Well now, why do I bring up all these criticisms on ETH? I'm not trying to throw cold water on their party. In fact, I have great respect for Vitalik and many smart contract developers that I have met and know as they are truly breaking new ground in the space, and it is on the shoulders of their hard work that we will carve out the path to the digital frontier of the future. However, I do want to bring up Ethereum's fundamental design flaws because they will soon have a worthy competitor. No, it's not another complication smart contract blockchain, hatched out of the desire to make the founders rich. (there are _many_ in this category). It is in fact, the sleeping giant, the original, BITCOIN. But how you ask?
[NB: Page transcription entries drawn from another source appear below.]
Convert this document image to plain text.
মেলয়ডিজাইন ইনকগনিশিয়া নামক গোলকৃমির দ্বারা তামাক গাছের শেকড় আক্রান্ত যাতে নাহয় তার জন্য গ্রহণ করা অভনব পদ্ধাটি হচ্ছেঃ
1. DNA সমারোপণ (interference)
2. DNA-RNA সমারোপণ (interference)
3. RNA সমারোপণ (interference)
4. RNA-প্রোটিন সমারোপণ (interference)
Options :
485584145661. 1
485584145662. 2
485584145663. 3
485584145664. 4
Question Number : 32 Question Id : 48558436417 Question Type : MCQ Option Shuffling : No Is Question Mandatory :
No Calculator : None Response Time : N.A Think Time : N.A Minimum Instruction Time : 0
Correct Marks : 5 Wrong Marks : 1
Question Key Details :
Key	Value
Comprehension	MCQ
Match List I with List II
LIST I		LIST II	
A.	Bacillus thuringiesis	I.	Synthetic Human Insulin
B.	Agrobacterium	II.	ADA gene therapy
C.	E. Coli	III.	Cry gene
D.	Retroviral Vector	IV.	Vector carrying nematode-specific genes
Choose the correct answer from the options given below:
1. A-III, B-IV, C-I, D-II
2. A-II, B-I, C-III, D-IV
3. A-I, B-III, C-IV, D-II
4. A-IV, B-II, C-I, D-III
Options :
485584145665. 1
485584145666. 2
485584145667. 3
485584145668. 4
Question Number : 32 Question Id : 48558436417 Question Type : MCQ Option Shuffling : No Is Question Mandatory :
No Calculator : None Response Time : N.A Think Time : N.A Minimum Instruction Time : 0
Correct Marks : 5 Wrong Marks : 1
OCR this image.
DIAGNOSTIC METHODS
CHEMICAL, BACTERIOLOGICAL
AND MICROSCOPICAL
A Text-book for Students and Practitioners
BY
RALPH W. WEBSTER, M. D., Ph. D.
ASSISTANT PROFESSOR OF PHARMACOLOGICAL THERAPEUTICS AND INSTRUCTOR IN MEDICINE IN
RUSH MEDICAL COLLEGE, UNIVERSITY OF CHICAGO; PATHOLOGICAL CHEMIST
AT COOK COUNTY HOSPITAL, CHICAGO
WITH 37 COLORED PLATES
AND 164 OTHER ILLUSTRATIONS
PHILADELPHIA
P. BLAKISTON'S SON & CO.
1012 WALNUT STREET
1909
How is it possible that now it can perform as a solid foundation to smart contracts but it couldn't before? Did Vitalik miss something? No, he didn't. Because the Bitcoin that he left is still stuck exactly as he left it back in 2014. We are, of course talking about Bitcoin Cash, the offspring of legacy Bitcoin that decided that hard forks were an upgrade mechanism and that it would be OK to grow the network and add new or re-enable old features on it.